To use the new features, you’ll need this code or your own code like it, because the SDK sample hasn’t yet been updated to include the new functionality. You’ll also need to run against a storage account in the cloud, because the development storage in the SDK has also not yet been updated to match the latest bits in the cloud.

Disclaimer

The standard level of quality of sample code I write is not terribly high, and this is no exception. Please take this code for what it is, a sample of how to use the new functionality. An updated storage client library in the future is the right place to get higher quality code.

The New Features

Copy blob

This method has been added. It allows you to copy from one blob to another within ~~the same container of~~ the same account. Takes the form over the wire as an HTTP PUT with no body but a header specifying the source blob name.

For full details, see the MSDN documentation for Copy Blob.

Get block list

This method was modified since earlier releases to include support for a blocklisttype query parameter. Setting different values for this parameter lets you get the list of committed blocks, uncommitted blocks, or all of them combined.

For full details, see the MSDN documentation for Get Block List.

The New Methods

To take advantage of these new features, I added the following five methods to the sample storage client library:

public abstract bool CopyBlob(string to, string from, bool overwrite);
public abstract List<string> GetBlockList(string blobName, string eTag);
public abstract List<string> GetCommittedBlockList(string blobName, string eTag);
public abstract List<string> GetUncommittedBlockList(string blobName, string eTag);
public abstract List<string> GetAllBlockList(string blobName, string eTag);

In the code, these are declared in BlobStorage.cs. They’re implemented in RestBlobStorage.cs with the help of a few additional constants in RestHelpers.cs.

There’s also a console application included that tests the new functionality. To use it, modify Program.cs to use a valid storage account and key. The output of the test program should look like this:

Creating container.
Creating big blob (5MB).
Done.
Committed blocks:
        AAAAAA==
        AQAAAA==
        AgAAAA==
        AwAAAA==
        BAAAAA==
Copying blob...
Done.
Committed blocks:
        AAAAAA==
        AQAAAA==
        AgAAAA==
        AwAAAA==
        BAAAAA==
Deleting test container.

[UPDATE 6/5/2009] The test program now generates some more output based on entity group transactions. See the next blog post ("Sample Code for Batch Transactions in Windows Azure Tables”) for details.

Miscellaneous Details

As part of the release of the new storage code, a versioning header has been introduced. Setting the header x-ms-version to 2009-04-14 unlocks the new functionality, so I added a line to Utilities.CreateHttpRequest in RestHelpers.cs that adds this header to all HTTP requests.

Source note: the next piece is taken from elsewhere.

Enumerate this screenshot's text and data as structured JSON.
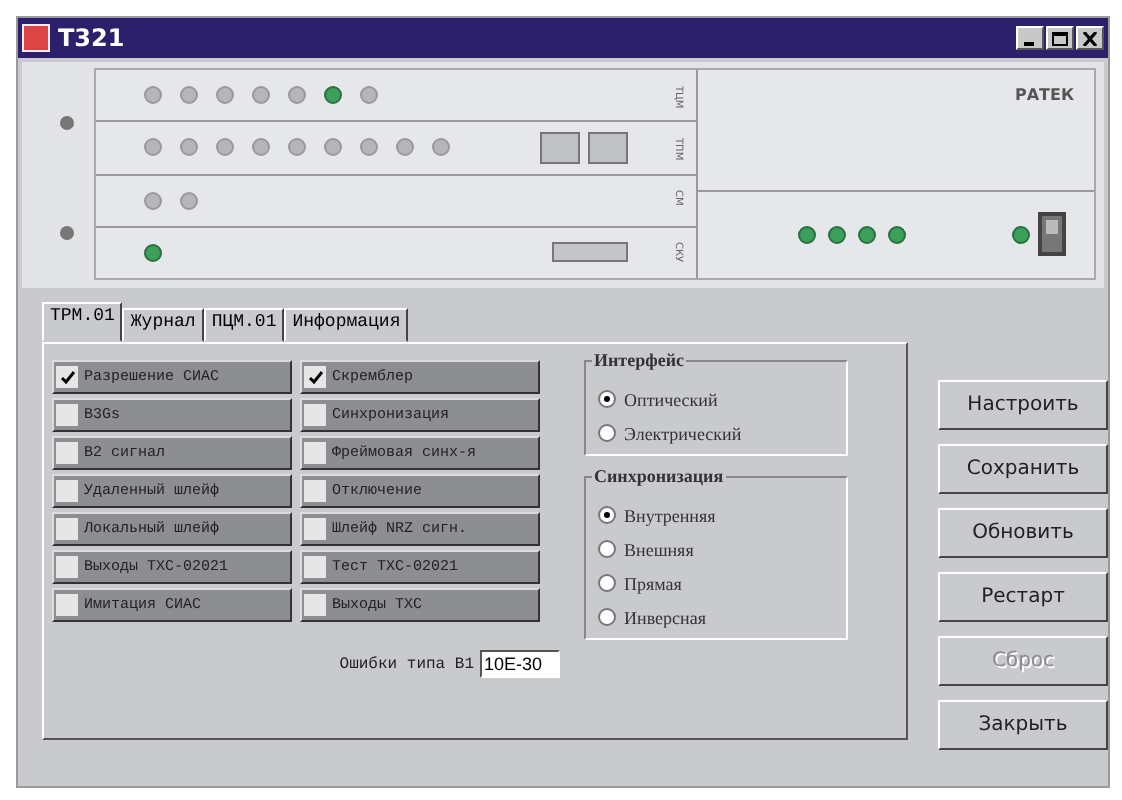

I also exposed for the first time the Get Block List functionality, though it existed in the storage client library in a private method. I changed the way this works… it used to return a list of integers, each representing the size of a block. Now it returns a list of strings, each of which is the name of a block. This seems more natural to me, but be aware of that change.

I did nothing smart in this code to take advantage of the new functionality to get the committed block list for a blob. The most obvious use of this would be to make a smart blob uploader that automatically resumes an upload without having to keep local state to know which blocks were successfully uploaded. (It can just query the server.)

Download

You can find the full source code (updated storage client library and console test application) here: http://cdn.blog.smarx.com/files/StorageMayFeatures.zip. Enjoy!